In a 1987 decision called Booth v. Maryland, the Supreme Court ruled that “victim impact evidence” in capital cases—statements by family and friends of the victim read in court to the jury—generally violate the Eighth Amendment. Four years later, in Payne v. Tennessee, the court reversed part of that decision following a few personnel changes. The court held that victim impact evidence relating to “the emotional impact of the crimes on the victim’s family” was allowed. Less clear, however, was the fate of a rule in Booth that forbade the victim’s family members from expressing opinions about the crime, the defendant, and the appropriate punishment.
On Monday, the Supreme Court clarified that this rule still stands: Victim impact statements in capital cases, while permitted, are constitutionally barred from including opinions about the defendant and recommendations about his punishment. The Oklahoma Court of Criminal Appeals had decided that Payne implicitly overturned this ban and, in a capital case, permitted victims’ relatives to tell the jury that the defendant should be sentenced to death. (The jury agreed.) But “it is this Court’s prerogative alone to overrule one of its precedents,” the court declared in a per curiam decision on Monday—and Payne clearly did not overrule the ban on victim sentencing recommendations. Thus, the rule stands until the court says otherwise.
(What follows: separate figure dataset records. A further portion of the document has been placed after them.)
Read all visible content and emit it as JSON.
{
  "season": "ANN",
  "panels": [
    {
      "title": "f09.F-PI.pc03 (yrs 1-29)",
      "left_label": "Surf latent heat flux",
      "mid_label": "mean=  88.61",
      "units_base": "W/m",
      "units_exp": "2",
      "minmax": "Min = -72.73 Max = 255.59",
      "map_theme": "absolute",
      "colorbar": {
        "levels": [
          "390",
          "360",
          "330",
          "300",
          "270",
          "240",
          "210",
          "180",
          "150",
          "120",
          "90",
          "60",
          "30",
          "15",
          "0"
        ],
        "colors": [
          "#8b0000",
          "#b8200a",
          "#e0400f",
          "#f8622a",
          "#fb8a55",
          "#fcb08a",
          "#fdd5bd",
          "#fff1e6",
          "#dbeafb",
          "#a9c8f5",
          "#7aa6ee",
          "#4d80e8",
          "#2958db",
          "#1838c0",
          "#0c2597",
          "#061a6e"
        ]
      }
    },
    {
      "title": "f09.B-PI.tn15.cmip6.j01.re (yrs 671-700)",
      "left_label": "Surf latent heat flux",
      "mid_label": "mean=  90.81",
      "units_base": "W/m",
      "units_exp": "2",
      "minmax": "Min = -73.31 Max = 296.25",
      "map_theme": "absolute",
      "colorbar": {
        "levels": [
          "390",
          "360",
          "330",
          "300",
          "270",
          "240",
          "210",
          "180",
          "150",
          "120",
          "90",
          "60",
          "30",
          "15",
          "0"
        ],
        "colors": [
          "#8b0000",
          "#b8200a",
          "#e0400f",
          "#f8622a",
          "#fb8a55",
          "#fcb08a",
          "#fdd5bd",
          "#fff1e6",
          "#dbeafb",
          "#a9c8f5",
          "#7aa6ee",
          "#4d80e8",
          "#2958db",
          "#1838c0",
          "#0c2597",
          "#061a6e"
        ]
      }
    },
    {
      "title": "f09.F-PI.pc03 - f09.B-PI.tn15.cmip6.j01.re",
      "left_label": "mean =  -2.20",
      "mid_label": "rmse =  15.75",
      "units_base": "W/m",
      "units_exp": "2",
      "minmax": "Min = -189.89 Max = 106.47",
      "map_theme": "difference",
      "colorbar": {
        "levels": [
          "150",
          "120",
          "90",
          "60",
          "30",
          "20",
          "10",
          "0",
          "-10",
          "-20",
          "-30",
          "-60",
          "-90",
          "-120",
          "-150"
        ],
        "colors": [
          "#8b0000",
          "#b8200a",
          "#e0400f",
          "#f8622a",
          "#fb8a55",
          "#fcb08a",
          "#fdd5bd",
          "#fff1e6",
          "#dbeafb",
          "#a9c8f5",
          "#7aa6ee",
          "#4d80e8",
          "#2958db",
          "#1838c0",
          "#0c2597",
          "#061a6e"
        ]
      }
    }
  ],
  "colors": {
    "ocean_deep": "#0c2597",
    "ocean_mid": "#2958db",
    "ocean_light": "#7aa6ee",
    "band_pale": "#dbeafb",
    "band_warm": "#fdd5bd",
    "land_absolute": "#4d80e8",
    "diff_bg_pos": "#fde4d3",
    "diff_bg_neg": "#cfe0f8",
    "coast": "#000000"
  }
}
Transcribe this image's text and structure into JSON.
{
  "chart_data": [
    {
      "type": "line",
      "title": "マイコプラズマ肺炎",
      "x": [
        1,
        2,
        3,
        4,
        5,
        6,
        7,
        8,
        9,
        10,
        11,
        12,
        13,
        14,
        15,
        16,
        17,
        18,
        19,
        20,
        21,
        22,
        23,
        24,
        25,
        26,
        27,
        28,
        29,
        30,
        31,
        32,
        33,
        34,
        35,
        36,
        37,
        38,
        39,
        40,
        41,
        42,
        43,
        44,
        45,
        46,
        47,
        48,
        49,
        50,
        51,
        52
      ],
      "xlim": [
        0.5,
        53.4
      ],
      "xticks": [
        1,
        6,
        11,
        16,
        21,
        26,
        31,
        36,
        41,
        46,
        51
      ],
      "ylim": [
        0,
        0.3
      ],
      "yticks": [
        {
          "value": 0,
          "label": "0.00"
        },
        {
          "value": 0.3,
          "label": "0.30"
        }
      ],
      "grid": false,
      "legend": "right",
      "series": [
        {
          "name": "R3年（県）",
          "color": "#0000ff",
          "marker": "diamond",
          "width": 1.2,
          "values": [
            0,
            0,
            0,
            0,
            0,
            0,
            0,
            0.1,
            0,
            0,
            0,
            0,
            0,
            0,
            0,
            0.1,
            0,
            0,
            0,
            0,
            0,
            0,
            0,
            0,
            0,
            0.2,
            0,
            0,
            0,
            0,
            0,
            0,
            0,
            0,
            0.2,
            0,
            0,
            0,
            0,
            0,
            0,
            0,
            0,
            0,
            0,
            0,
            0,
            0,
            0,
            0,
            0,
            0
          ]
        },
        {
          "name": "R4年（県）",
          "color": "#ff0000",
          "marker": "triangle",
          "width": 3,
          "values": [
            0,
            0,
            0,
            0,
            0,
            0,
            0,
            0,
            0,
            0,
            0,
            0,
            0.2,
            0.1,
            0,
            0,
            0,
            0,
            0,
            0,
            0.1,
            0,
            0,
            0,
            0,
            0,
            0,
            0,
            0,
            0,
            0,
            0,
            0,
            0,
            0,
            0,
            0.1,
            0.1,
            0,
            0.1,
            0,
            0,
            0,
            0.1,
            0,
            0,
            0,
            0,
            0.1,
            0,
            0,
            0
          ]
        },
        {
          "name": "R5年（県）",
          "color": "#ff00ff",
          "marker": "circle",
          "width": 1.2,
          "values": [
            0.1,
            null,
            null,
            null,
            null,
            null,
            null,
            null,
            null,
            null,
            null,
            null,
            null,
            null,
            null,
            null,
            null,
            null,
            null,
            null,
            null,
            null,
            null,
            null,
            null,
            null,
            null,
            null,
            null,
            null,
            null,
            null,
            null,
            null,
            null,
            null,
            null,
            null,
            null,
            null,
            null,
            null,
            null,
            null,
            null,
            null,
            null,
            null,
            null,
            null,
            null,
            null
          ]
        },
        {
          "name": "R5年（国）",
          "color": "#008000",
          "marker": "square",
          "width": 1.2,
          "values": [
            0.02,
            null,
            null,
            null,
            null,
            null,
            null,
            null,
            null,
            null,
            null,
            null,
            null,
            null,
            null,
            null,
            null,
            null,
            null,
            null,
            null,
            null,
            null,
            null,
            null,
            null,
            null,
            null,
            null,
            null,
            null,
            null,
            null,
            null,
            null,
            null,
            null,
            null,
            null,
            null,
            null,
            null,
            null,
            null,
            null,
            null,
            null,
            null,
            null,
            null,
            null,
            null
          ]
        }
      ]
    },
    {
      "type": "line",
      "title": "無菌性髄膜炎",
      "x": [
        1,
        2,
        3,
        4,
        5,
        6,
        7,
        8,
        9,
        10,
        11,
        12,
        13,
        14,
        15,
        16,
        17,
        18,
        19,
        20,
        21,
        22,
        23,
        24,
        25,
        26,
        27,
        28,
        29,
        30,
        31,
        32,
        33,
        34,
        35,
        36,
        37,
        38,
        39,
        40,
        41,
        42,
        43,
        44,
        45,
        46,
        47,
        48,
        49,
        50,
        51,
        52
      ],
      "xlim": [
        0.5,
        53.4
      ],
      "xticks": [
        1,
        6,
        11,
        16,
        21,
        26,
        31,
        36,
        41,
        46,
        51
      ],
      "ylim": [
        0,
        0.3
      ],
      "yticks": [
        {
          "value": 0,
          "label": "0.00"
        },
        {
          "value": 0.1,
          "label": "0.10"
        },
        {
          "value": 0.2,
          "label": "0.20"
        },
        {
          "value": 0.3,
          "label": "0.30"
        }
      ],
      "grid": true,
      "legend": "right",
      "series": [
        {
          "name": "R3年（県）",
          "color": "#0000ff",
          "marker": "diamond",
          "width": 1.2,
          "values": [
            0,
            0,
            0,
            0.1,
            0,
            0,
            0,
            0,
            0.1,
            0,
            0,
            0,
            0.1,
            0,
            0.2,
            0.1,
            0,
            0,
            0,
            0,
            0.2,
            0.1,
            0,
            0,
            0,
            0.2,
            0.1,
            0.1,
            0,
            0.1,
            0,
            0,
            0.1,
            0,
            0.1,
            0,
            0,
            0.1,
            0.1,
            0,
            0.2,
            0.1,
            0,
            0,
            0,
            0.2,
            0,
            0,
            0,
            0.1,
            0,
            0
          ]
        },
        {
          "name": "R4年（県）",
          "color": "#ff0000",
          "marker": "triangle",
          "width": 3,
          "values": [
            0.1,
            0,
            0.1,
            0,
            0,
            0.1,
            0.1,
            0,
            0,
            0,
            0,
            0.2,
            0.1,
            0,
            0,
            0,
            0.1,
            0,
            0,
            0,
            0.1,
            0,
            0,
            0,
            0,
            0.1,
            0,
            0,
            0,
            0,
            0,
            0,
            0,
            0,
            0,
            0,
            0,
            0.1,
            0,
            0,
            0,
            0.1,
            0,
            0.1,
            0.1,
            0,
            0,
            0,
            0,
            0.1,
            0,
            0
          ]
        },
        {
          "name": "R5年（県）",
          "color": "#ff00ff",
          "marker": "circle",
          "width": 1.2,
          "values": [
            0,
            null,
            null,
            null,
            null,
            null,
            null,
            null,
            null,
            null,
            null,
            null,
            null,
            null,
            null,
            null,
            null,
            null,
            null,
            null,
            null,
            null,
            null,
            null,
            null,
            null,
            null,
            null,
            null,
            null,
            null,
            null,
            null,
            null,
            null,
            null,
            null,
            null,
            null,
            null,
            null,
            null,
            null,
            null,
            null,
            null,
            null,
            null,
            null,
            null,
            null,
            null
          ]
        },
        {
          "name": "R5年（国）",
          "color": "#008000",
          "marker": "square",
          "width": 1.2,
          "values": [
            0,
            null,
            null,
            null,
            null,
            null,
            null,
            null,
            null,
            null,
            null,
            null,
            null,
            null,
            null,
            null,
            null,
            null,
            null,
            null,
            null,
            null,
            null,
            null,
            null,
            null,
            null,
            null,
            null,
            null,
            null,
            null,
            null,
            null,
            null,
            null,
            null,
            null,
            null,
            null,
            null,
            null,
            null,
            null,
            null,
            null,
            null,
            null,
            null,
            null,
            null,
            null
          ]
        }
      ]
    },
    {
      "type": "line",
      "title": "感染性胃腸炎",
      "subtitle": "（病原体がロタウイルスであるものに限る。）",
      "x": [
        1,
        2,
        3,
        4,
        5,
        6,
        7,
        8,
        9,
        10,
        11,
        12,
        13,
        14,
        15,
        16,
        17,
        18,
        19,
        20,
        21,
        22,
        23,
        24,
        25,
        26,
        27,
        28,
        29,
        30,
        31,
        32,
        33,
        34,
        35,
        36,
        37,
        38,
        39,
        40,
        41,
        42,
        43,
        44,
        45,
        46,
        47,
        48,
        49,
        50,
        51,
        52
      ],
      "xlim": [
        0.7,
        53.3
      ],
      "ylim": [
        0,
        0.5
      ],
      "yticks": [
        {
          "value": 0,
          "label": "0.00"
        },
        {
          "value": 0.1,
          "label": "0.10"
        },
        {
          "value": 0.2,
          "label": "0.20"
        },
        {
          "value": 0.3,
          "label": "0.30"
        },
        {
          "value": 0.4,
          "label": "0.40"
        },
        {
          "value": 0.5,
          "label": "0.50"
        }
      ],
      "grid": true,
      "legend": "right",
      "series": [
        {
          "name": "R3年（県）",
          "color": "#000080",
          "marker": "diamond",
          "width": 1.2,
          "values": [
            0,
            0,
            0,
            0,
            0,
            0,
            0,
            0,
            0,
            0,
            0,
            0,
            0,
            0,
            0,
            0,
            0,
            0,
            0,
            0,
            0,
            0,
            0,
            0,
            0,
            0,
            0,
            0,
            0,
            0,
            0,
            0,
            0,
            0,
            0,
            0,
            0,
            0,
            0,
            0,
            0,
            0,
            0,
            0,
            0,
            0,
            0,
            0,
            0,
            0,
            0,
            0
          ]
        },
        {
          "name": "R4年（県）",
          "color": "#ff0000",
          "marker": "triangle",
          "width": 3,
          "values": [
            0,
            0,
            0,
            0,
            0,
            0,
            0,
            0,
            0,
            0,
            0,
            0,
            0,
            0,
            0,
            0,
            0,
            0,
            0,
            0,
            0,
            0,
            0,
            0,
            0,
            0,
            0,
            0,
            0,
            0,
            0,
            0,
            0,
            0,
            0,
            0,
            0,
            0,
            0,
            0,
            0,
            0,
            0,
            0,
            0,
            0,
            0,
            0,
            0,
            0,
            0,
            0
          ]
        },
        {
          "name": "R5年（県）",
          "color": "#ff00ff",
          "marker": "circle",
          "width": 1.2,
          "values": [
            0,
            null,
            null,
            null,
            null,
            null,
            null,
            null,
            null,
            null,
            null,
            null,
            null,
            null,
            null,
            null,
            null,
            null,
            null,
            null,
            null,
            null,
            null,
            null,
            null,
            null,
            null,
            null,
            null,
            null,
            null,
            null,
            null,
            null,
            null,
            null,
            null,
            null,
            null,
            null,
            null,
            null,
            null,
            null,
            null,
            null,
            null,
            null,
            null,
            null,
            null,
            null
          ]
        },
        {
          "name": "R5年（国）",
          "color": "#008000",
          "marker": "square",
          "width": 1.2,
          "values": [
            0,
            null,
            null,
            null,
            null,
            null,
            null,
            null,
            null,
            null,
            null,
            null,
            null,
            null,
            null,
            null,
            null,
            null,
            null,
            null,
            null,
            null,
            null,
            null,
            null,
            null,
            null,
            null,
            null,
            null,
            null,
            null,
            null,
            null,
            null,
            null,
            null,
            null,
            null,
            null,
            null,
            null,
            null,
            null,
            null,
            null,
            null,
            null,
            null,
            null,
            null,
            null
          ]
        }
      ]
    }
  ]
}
In a short concurrence, Justices Clarence Thomas and Samuel Alito agreed Payne didn’t “expressly overrule this aspect” of Booth—but suggested that the court should now overrule it. Both justices very clearly believe that Booth was wrongly decided in its entirety and that Payne “swept away its analytical foundations.” They will now, it appears, be on the lookout for a case that will let them argue that a victim’s family members should be allowed to recommend a punishment—including death—to the jury.
During the Booth/Payne era, victim impact statements were a liberal bête noire: They were seen to inject emotion into the sentencing proceeding, allowing the sentence to be swayed by passion instead of reason, thereby creating “cruel and unusual” inconsistencies in sentencing. But in recent years, these statements have become a favored tool in sexual assault cases for progressives who believe the courts are too lenient on sexual offenders. The constitutional problems with such statements seem, on the left, to have taken a back seat to the overwhelming (though understandable) urge for punishment.